A one-and-a-half year-old boy reached the shore with his twenty-year-old aunt. They had set off from Bossaso with the boy’s 24-year-old mother after journeying from the Oromo region of Ethiopia to northern Somalia in search of a better life in Yemen.

The boy’s aunt searched the beach in vain for her sister, who apparently did not survive after being forced from the boat. Seven hours later, Yemeni fisherman found the boy’s mother in the water, miraculously alive.

“The boat was very crowded,” said the boy’s mother. “We had no water or food. Only the smugglers did. If you move, they kick you. If someone dies on the boat, they throw them overboard. I witnessed someone being thrown into the sea.”

Twenty-four hours after her ordeal she was confused, exhausted, and could barely walk. “Yesterday I was in the sea,” she whispered. “I don’t know how I was saved. Only today can I talk. I don’t know where I am right now, but I would like to go to Yemen.”

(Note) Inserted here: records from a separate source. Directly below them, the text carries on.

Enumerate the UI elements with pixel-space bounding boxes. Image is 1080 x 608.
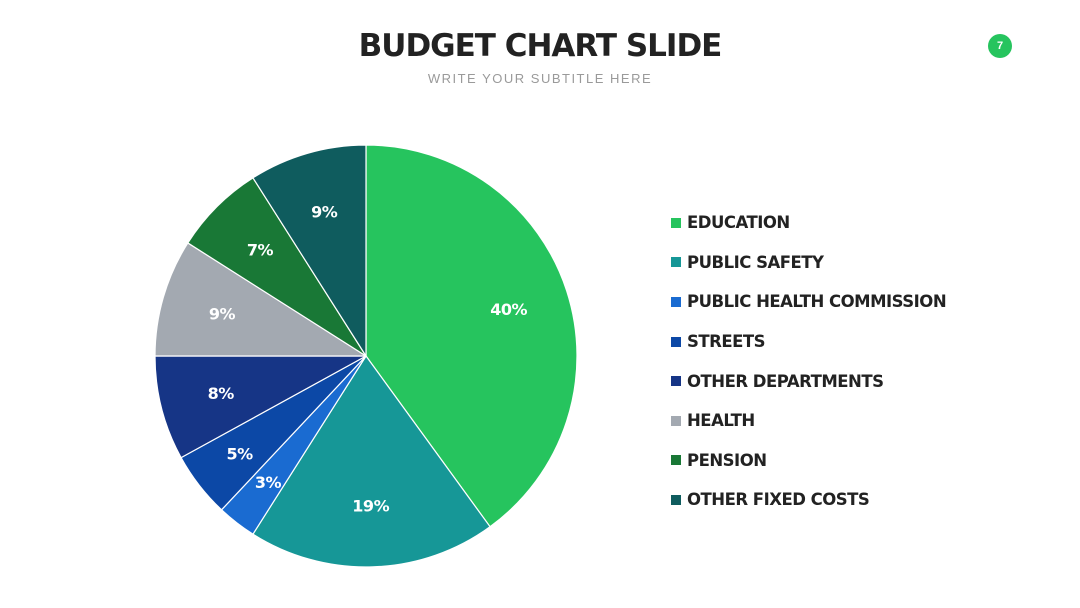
legend-swatch xyxy=(671,415,681,426)
legend-label: PUBLIC HEALTH COMMISSION xyxy=(687,292,947,312)
legend-label: PUBLIC SAFETY xyxy=(687,252,824,272)
legend-item-other-fixed-costs: OTHER FIXED COSTS xyxy=(671,480,946,520)
slide-title: BUDGET CHART SLIDE xyxy=(358,28,723,64)
pie-slice-other-departments xyxy=(154,355,367,459)
legend-swatch xyxy=(671,336,681,347)
legend-item-public-health-commission: PUBLIC HEALTH COMMISSION xyxy=(671,282,947,322)
legend-item-education: EDUCATION xyxy=(671,203,946,243)
legend-item-pension: PENSION xyxy=(671,441,946,481)
pie-slice-public-safety xyxy=(252,355,491,568)
legend-swatch xyxy=(671,257,681,268)
legend-swatch xyxy=(671,296,681,307)
legend-item-other-departments: OTHER DEPARTMENTS xyxy=(671,361,946,401)
page-number-badge: 7 xyxy=(988,34,1012,58)
legend-label: PENSION xyxy=(687,450,767,470)
chart-legend: EDUCATION PUBLIC SAFETY PUBLIC HEALTH COMM… xyxy=(671,203,947,520)
legend-label: HEALTH xyxy=(687,411,755,431)
pie-label-pension: 7% xyxy=(247,240,274,259)
pie-label-education: 40% xyxy=(490,300,527,319)
legend-swatch xyxy=(671,376,681,387)
pie-label-other-departments: 8% xyxy=(208,384,235,403)
legend-label: OTHER FIXED COSTS xyxy=(687,490,870,510)
legend-swatch xyxy=(671,494,681,505)
legend-item-public-safety: PUBLIC SAFETY xyxy=(671,243,946,283)
legend-swatch xyxy=(671,455,681,466)
legend-swatch xyxy=(671,217,681,228)
legend-label: STREETS xyxy=(687,332,766,352)
pie-label-health: 9% xyxy=(209,305,236,324)
pie-slice-education xyxy=(365,144,578,528)
pie-label-other-fixed-costs: 9% xyxy=(311,202,338,221)
pie-slice-health xyxy=(154,242,367,357)
legend-item-health: HEALTH xyxy=(671,401,946,441)
legend-item-streets: STREETS xyxy=(671,322,946,362)
pie-slice-other-fixed-costs xyxy=(252,144,367,357)
pie-label-streets: 5% xyxy=(226,445,253,464)
slide-subtitle: WRITE YOUR SUBTITLE HERE xyxy=(427,71,653,86)
legend-label: OTHER DEPARTMENTS xyxy=(687,371,884,391)
pie-label-public-safety: 19% xyxy=(352,496,389,515)
legend-label: EDUCATION xyxy=(687,213,790,233)
pie-label-public-health-commission: 3% xyxy=(255,473,282,492)
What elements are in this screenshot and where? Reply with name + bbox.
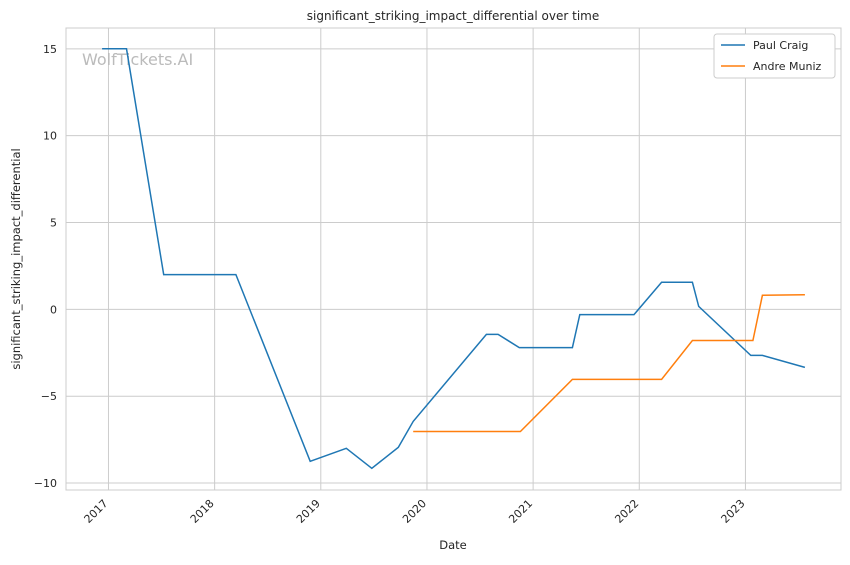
y-tick-label: 5: [50, 217, 57, 230]
grid: [66, 28, 841, 490]
series-line-andre-muniz: [413, 294, 805, 433]
y-axis-label: significant_striking_impact_differential: [9, 148, 23, 369]
series-lines: [102, 48, 806, 470]
y-tick-label: −5: [41, 390, 57, 403]
y-tick-label: 0: [50, 303, 57, 316]
legend: Paul Craig Andre Muniz: [713, 33, 836, 79]
x-tick-label: 2023: [719, 497, 748, 526]
x-tick-label: 2017: [82, 497, 111, 526]
watermark: WolfTickets.AI: [82, 50, 193, 69]
y-tick-label: 15: [43, 43, 57, 56]
x-tick-label: 2022: [612, 497, 641, 526]
x-tick-label: 2020: [400, 497, 429, 526]
x-axis-label: Date: [439, 538, 467, 552]
x-tick-label: 2019: [294, 497, 323, 526]
y-tick-label: −10: [34, 477, 57, 490]
x-tick-label: 2018: [188, 497, 217, 526]
y-tick-label: 10: [43, 130, 57, 143]
x-tick-label: 2021: [506, 497, 535, 526]
plot-frame: [65, 27, 842, 491]
legend-label-andre-muniz: Andre Muniz: [753, 60, 822, 73]
legend-label-paul-craig: Paul Craig: [753, 39, 808, 52]
chart-title: significant_striking_impact_differential…: [307, 9, 599, 23]
series-line-paul-craig: [102, 48, 806, 470]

Since the beginning of 2008, MSF teams in southern Yemen have treated over 8,000 people who have arrived by boat. Survivors are provided with immediate medical assistance on the beach and are given dry clothes, water, and nutrient-fortified foods. They are then transported to a United Nations reception center in the town of Ahwar, where MSF operates a medical clinic and provides counseling services. MSF began its project in southern Yemen in September 2007.

In June 2008, MSF released a report, titled “No Choice,” which documents the conditions of the perilous journey to Yemen and calls for increased assistance for the thousands of refugees, asylum seekers, and migrants fleeing their home countries.